Les opérateurs doivent pouvoir gérer le trafic et fixer des priorités, mais de façon encadrée : ils doivent respecter les principes de pertinence, de proportionnalité, d'efficacité, de non-discrimination entre acteurs et enfin de transparence. Depuis un an, le travail de l'Arcep a permis de rapprocher deux «camps», au départ, antagonistes. On a dépassé l'affrontement stérile entre, d'un côté, certains internautes libertaires qui militent pour une neutralité totale, et, de l'autre, les opérateurs et les plus grands fournisseurs de contenus qui souhaitent faire ce qu'ils veulent au nom de la liberté économique. Chacun a compris que la puissance publique ne peut se désintéresser de ce bien stratégique d'intérêt général qu'est Internet.
Les opérateurs doivent-ils élargir leur offre et proposer des réseaux dédiés, par exemple pour le jeu, la banque ?
Oui : afin de préserver la capacité d'innovation de l'ensemble des acteurs, tout opérateur télécom doit disposer de la possibilité de proposer des «services gérés», en complément de l'accès à l'Internet, aussi bien vis-à-vis des utilisateurs finaux que des éditeurs de contenus. Cela, sous réserve que ces services gérés ne dégradent pas la qualité de l'accès à l'Internet qui doit demeurer d'un niveau suffisant et à un prix abordable.

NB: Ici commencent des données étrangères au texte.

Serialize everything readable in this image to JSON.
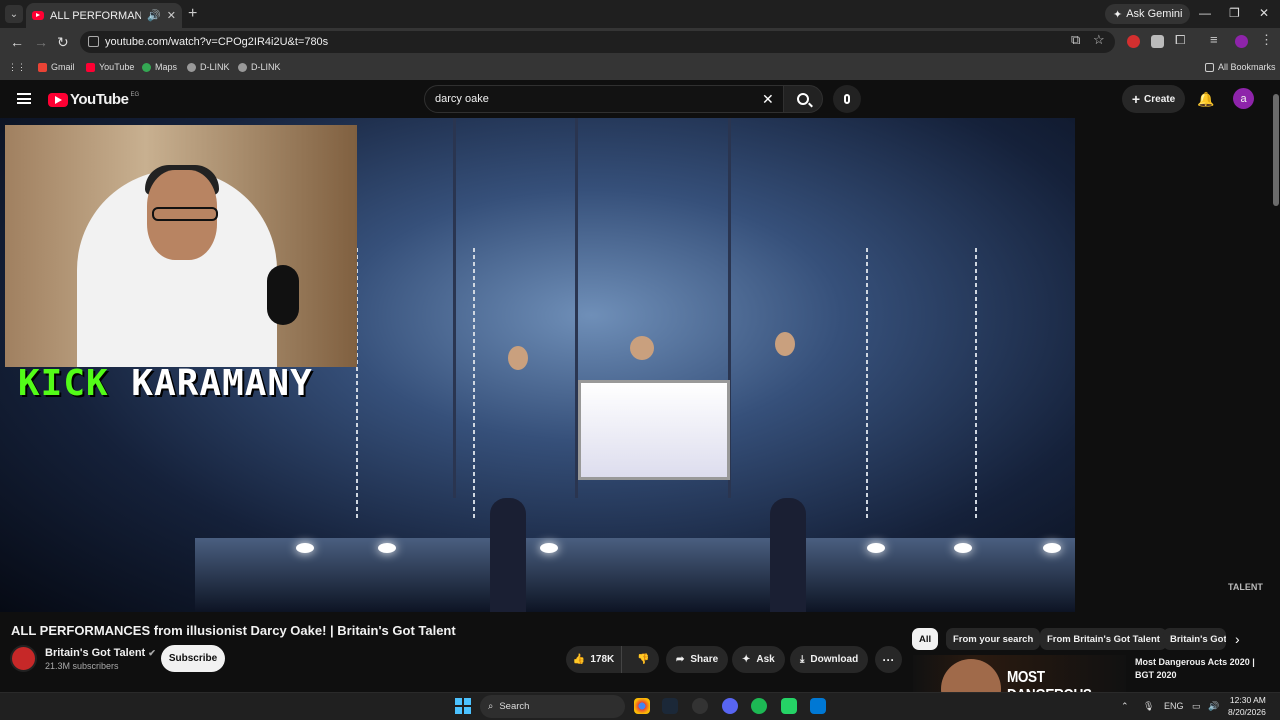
{
  "browser": {
    "tab_title": "ALL PERFORMANCES from",
    "ask_gemini": "Ask Gemini",
    "url": "youtube.com/watch?v=CPOg2IR4i2U&t=780s",
    "bookmarks": [
      "Gmail",
      "YouTube",
      "Maps",
      "D-LINK",
      "D-LINK"
    ],
    "all_bookmarks": "All Bookmarks"
  },
  "header": {
    "logo_text": "YouTube",
    "country_code": "EG",
    "search_query": "darcy oake",
    "create_label": "Create",
    "avatar_letter": "a"
  },
  "player": {
    "overlay_word1": "KICK",
    "overlay_word2": "KARAMANY",
    "watermark": "TALENT"
  },
  "video": {
    "title": "ALL PERFORMANCES from illusionist Darcy Oake! | Britain's Got Talent",
    "channel": "Britain's Got Talent",
    "subscribers": "21.3M subscribers",
    "subscribe_label": "Subscribe",
    "likes": "178K",
    "share_label": "Share",
    "ask_label": "Ask",
    "download_label": "Download"
  },
  "chips": [
    "All",
    "From your search",
    "From Britain's Got Talent",
    "Britain's Got"
  ],
  "recommendation": {
    "thumb_text": "MOST DANGEROUS",
    "title": "Most Dangerous Acts 2020 | BGT 2020"
  },
  "taskbar": {
    "search_label": "Search",
    "lang": "ENG",
    "time": "12:30 AM",
    "date": "8/20/2026"
  },
  "colors": {
    "youtube_red": "#ff0033",
    "kick_green": "#53fc18",
    "avatar_purple": "#8e24aa"
  }
}
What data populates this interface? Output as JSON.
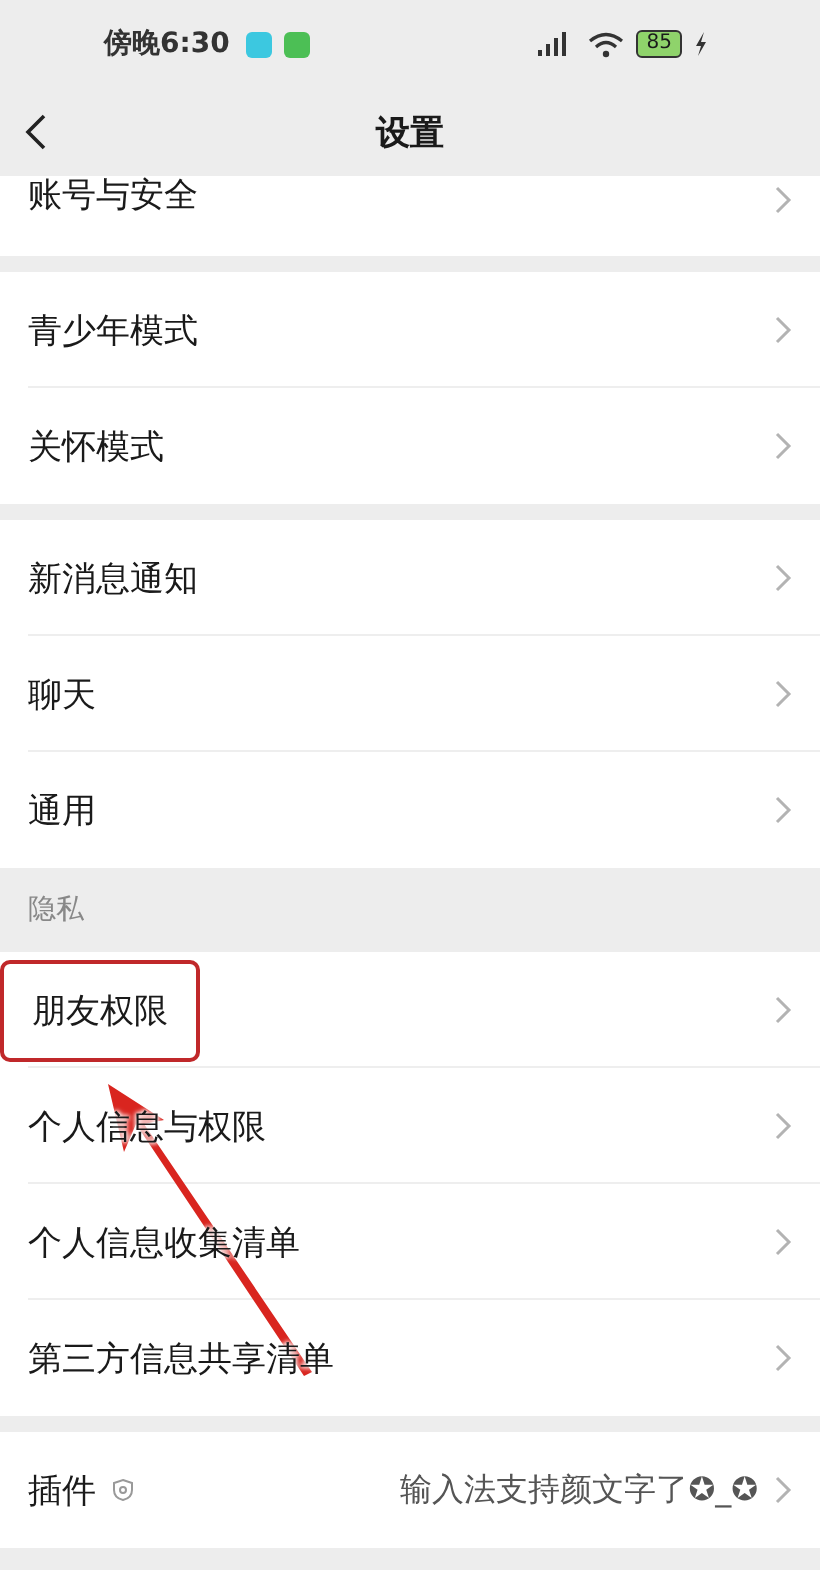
{
  "status_bar": {
    "time": "傍晚6:30",
    "battery": "85"
  },
  "nav": {
    "title": "设置"
  },
  "groups": [
    {
      "items": [
        {
          "label": "账号与安全",
          "cut": true,
          "highlighted": false
        }
      ]
    },
    {
      "items": [
        {
          "label": "青少年模式",
          "highlighted": false
        },
        {
          "label": "关怀模式",
          "highlighted": false
        }
      ]
    },
    {
      "items": [
        {
          "label": "新消息通知",
          "highlighted": false
        },
        {
          "label": "聊天",
          "highlighted": false
        },
        {
          "label": "通用",
          "highlighted": false
        }
      ]
    },
    {
      "header": "隐私",
      "items": [
        {
          "label": "朋友权限",
          "highlighted": true
        },
        {
          "label": "个人信息与权限",
          "highlighted": false
        },
        {
          "label": "个人信息收集清单",
          "highlighted": false
        },
        {
          "label": "第三方信息共享清单",
          "highlighted": false
        }
      ]
    },
    {
      "items": [
        {
          "label": "插件",
          "badge_icon": true,
          "value": "输入法支持颜文字了✪_✪",
          "highlighted": false
        }
      ]
    }
  ]
}
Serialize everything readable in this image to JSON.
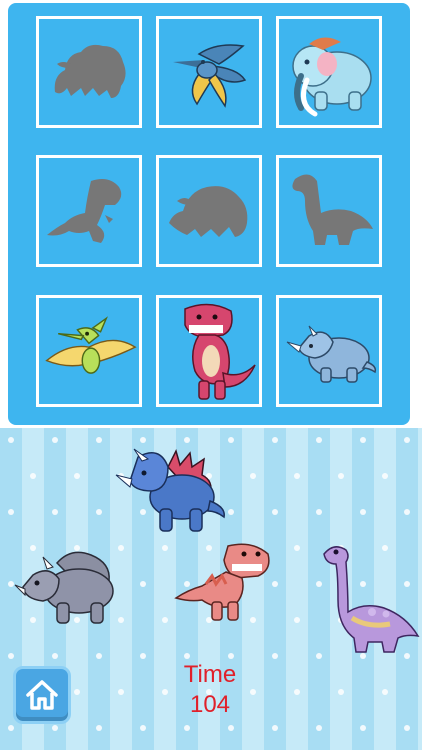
{
  "board": {
    "slots": [
      {
        "id": "slot-1",
        "state": "silhouette",
        "dino": "triceratops"
      },
      {
        "id": "slot-2",
        "state": "placed",
        "dino": "pterodactyl-blue"
      },
      {
        "id": "slot-3",
        "state": "placed",
        "dino": "mammoth"
      },
      {
        "id": "slot-4",
        "state": "silhouette",
        "dino": "trex"
      },
      {
        "id": "slot-5",
        "state": "silhouette",
        "dino": "stegosaurus"
      },
      {
        "id": "slot-6",
        "state": "silhouette",
        "dino": "brontosaurus"
      },
      {
        "id": "slot-7",
        "state": "placed",
        "dino": "pterodactyl-yellow"
      },
      {
        "id": "slot-8",
        "state": "placed",
        "dino": "trex-pink"
      },
      {
        "id": "slot-9",
        "state": "placed",
        "dino": "triceratops-light"
      }
    ]
  },
  "tray": {
    "pieces": [
      "triceratops-blue",
      "triceratops-gray",
      "trex-salmon",
      "brontosaurus-purple"
    ]
  },
  "timer": {
    "label": "Time",
    "value": "104"
  },
  "home_button": {
    "icon": "home-icon"
  },
  "colors": {
    "board": "#3eb5ef",
    "silhouette": "#777777",
    "timer_text": "#e0202a",
    "stripe_dark": "#a8ddf3",
    "stripe_light": "#c6eaf8"
  }
}
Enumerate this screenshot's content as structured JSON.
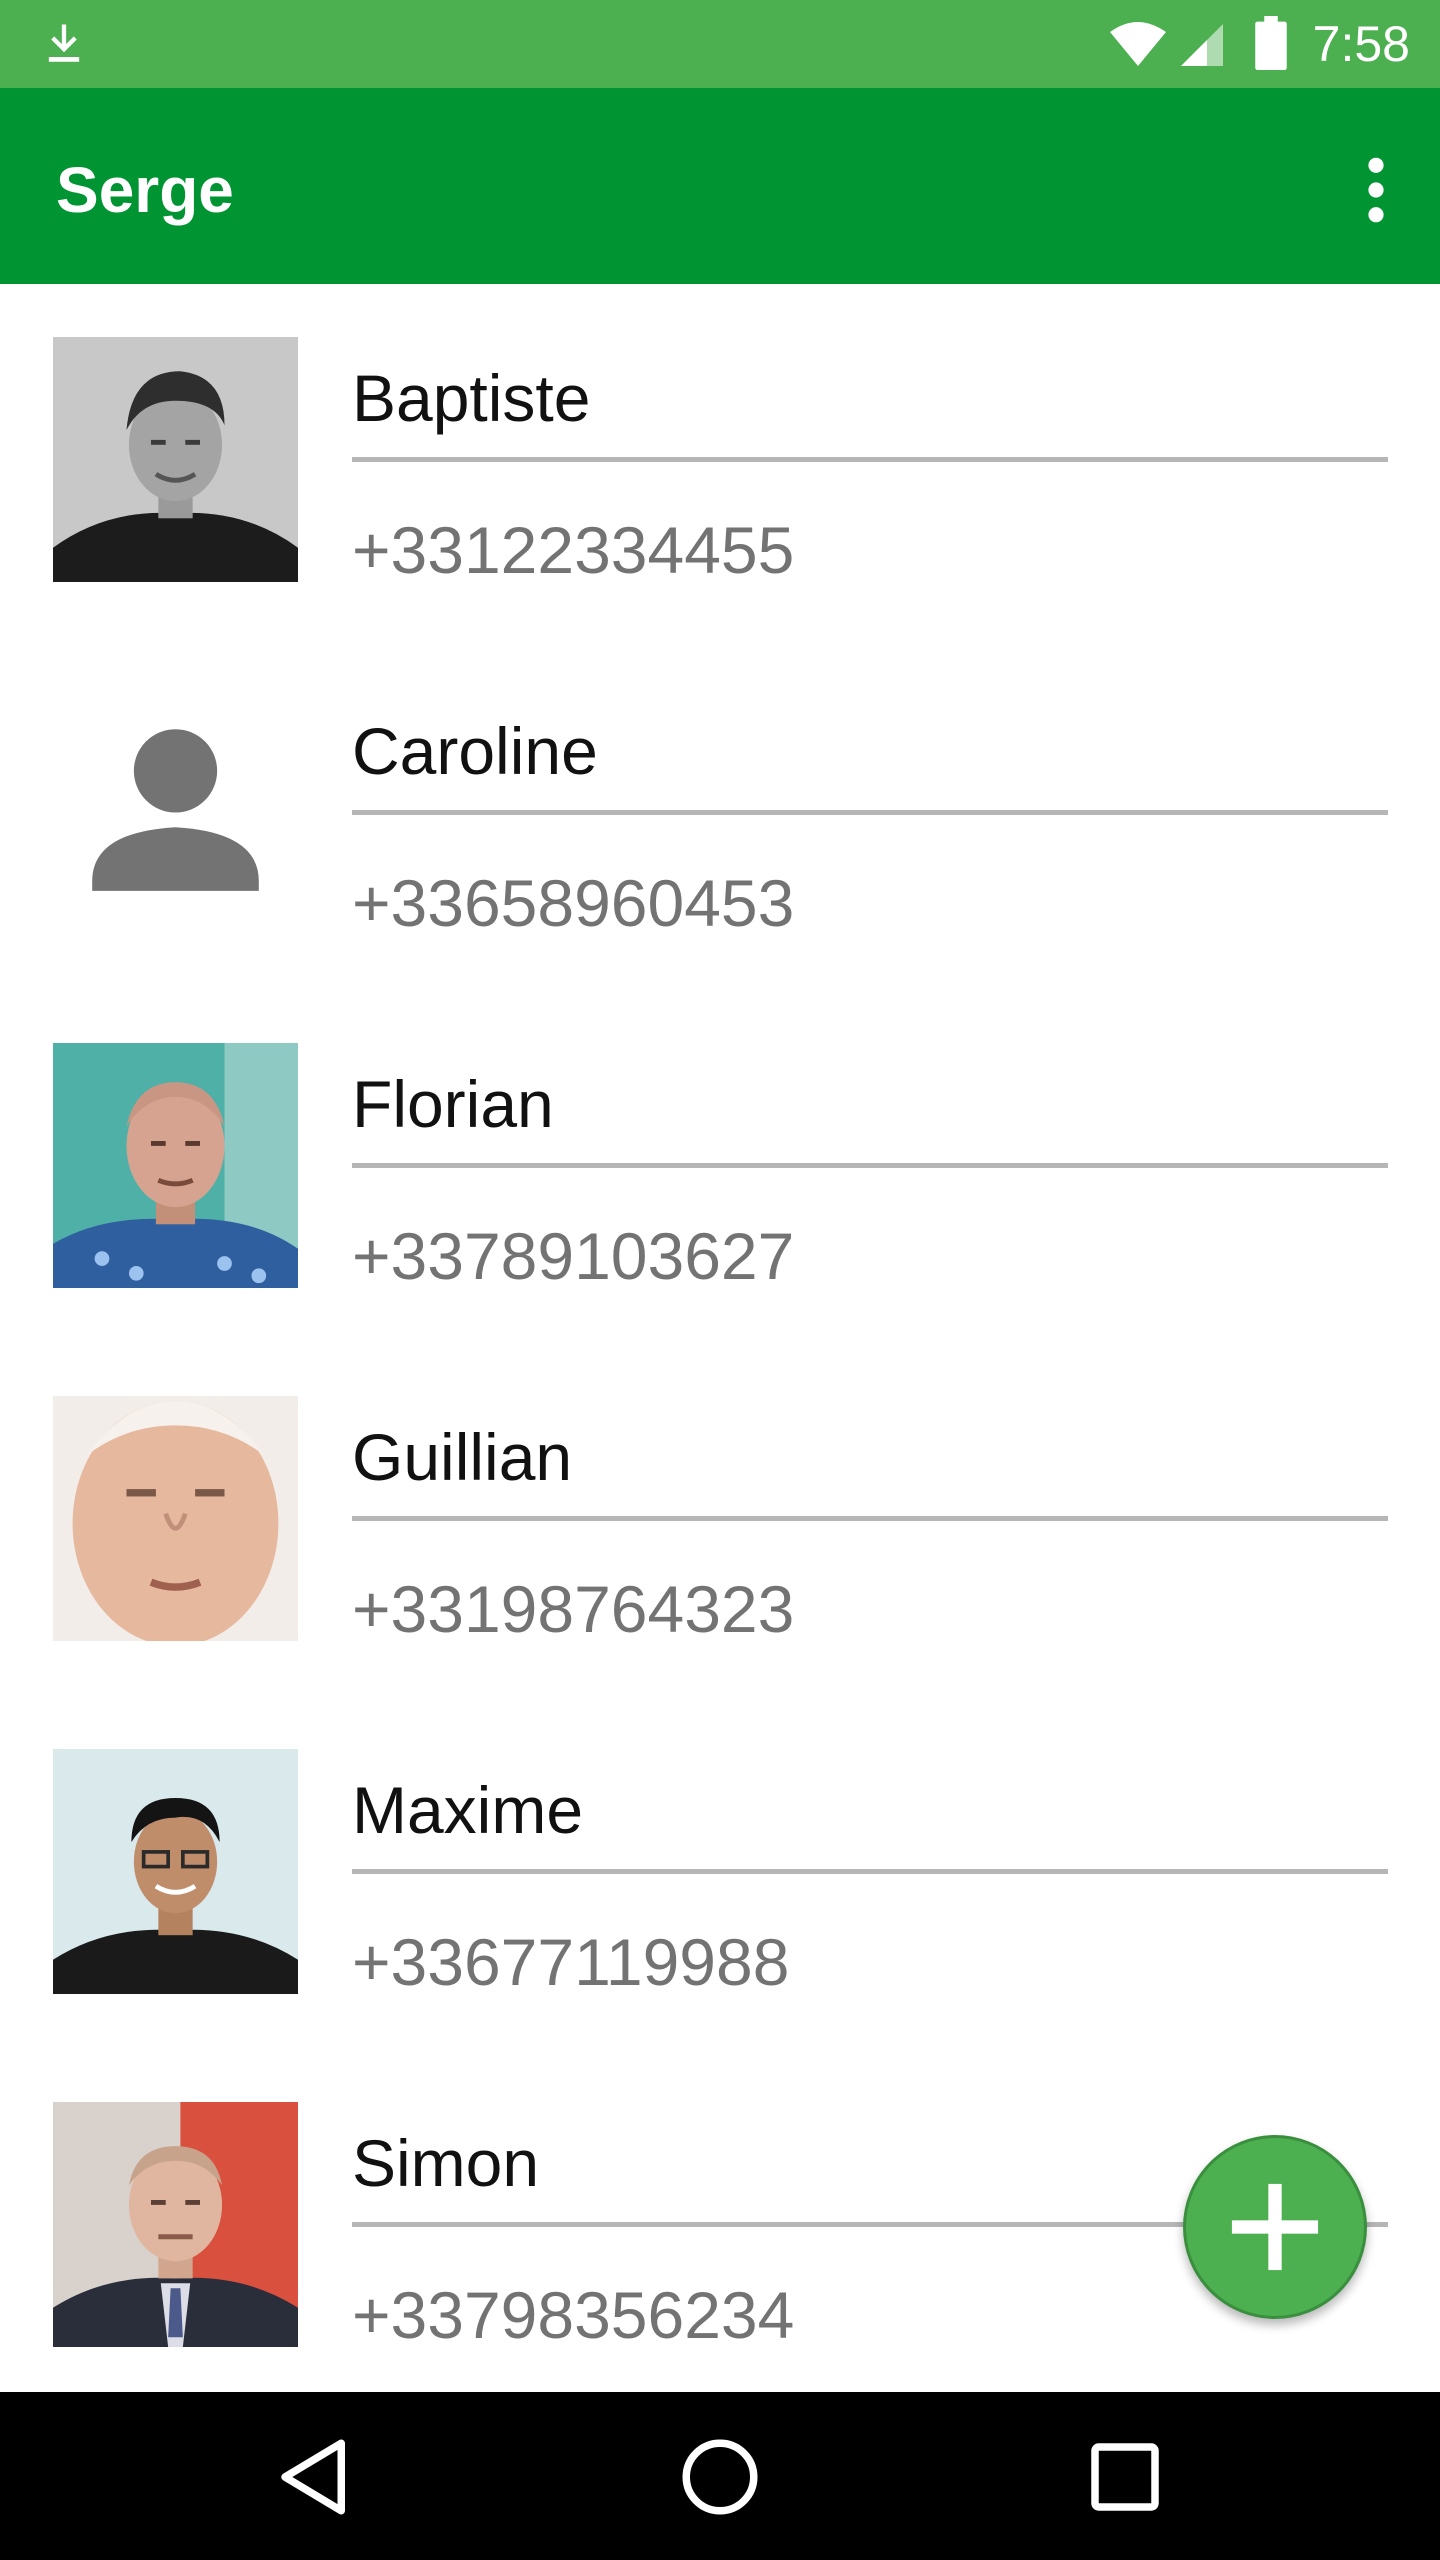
{
  "status_bar": {
    "time": "7:58",
    "icons": [
      "download-icon",
      "wifi-icon",
      "signal-icon",
      "battery-icon"
    ]
  },
  "toolbar": {
    "title": "Serge",
    "overflow_icon": "more-vert-icon"
  },
  "contacts": [
    {
      "name": "Baptiste",
      "phone": "+33122334455",
      "avatar": "photo"
    },
    {
      "name": "Caroline",
      "phone": "+33658960453",
      "avatar": "placeholder-person-icon"
    },
    {
      "name": "Florian",
      "phone": "+33789103627",
      "avatar": "photo"
    },
    {
      "name": "Guillian",
      "phone": "+33198764323",
      "avatar": "photo"
    },
    {
      "name": "Maxime",
      "phone": "+33677119988",
      "avatar": "photo"
    },
    {
      "name": "Simon",
      "phone": "+33798356234",
      "avatar": "photo"
    }
  ],
  "fab": {
    "icon": "plus-icon"
  },
  "nav_bar": {
    "icons": [
      "back-icon",
      "home-icon",
      "recents-icon"
    ]
  },
  "colors": {
    "status_bar": "#4caf50",
    "toolbar": "#009432",
    "fab": "#4caf50",
    "divider": "#b6b6b6",
    "phone_text": "#737373"
  }
}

En matière d'accès Internet, faut-il imposer un niveau minimum de qualité du service ?
À ce stade, nous ne proposons pas de fixer un seuil de qualité obligatoire, encore moins un niveau de prix. Nous voulons, en revanche, très vite identifier des paramètres clés et définir des méthodes de mesures. Ensuite, ça n'est que si la qualité ainsi mesurée se dégrade que nous interviendrons.
Faut-il conserver la Net neutralité pour l'Internet fixe et la supprimer pour l'Internet mobile qui risque d'être rapidement saturé ?
Les acteurs économiques peuvent évidemment signer des accords, dès lors qu'ils respectent le cadre légal et réglementaire. Il faut ainsi vérifier que ce type d'accord ne méconnaît pas l'intérêt du consommateur et d'autres objectifs d'intérêt général. Les préconisations de l'Arcep s'appliquent à tous les réseaux, fixes et mobiles, sans distinction. Mais il est clair, qu'il faudra davantage de gestion de trafic sur les réseaux mobiles dont la capacité est plus limitée.
Les investissements dans les réseaux doivent-ils être partagés entre les télécoms et les éditeurs ?
Un réseau ne vaut rien s'il n'y a pas de contenus, et inversement un contenu a besoin d'un réseau pour trouver son au-dience. Longtemps, les «termes de l'échange» se sont équilibrés, comme dans un troc, et l'accès au réseau était donc gratuit. Mais depuis quelques années, et de façon croissante, le développement d'Internet est tel que l'échange n'est plus toujours équilibré. L'heure est donc venue d'entrer dans un modèle économique moderne de l'Internet. Pour le moment, nous ne formulons pas de recommandation sur le partage entre opérateurs et éditeurs, car nous connaissons mal les «volumes» échangés et les flux financiers entre ces deux catégories d'acteurs. Nous lancerons d'ici à la fin de l'année une vaste enquête pour mieux connaître et mesurer ces données, puis nous mènerons l'an prochain une analyse des équilibres économiques.
Comment éviter que les opérateurs favorisent leurs propres contenus ?
Les régulateurs nationaux ont les moyens de régler ce type de conflit. Les directives dites «paquet télécoms» renforcent encore ces moyens. L'Arcep pourra régler des différends opposant opérateurs de télécoms et éditeurs de contenus. Un opérateur a le droit de faire de la différenciation entre tel ou tel type de contenu, mais pas de la discrimination : autrement dit, il ne peut procéder à une différenciation que pour des motifs connus et légaux. Notre but est de promouvoir une régulation souple et de recommander des bonnes pratiques. Ça n'est que si cela s'avère insuffisant que nous passerons à une régulation plus prescriptive.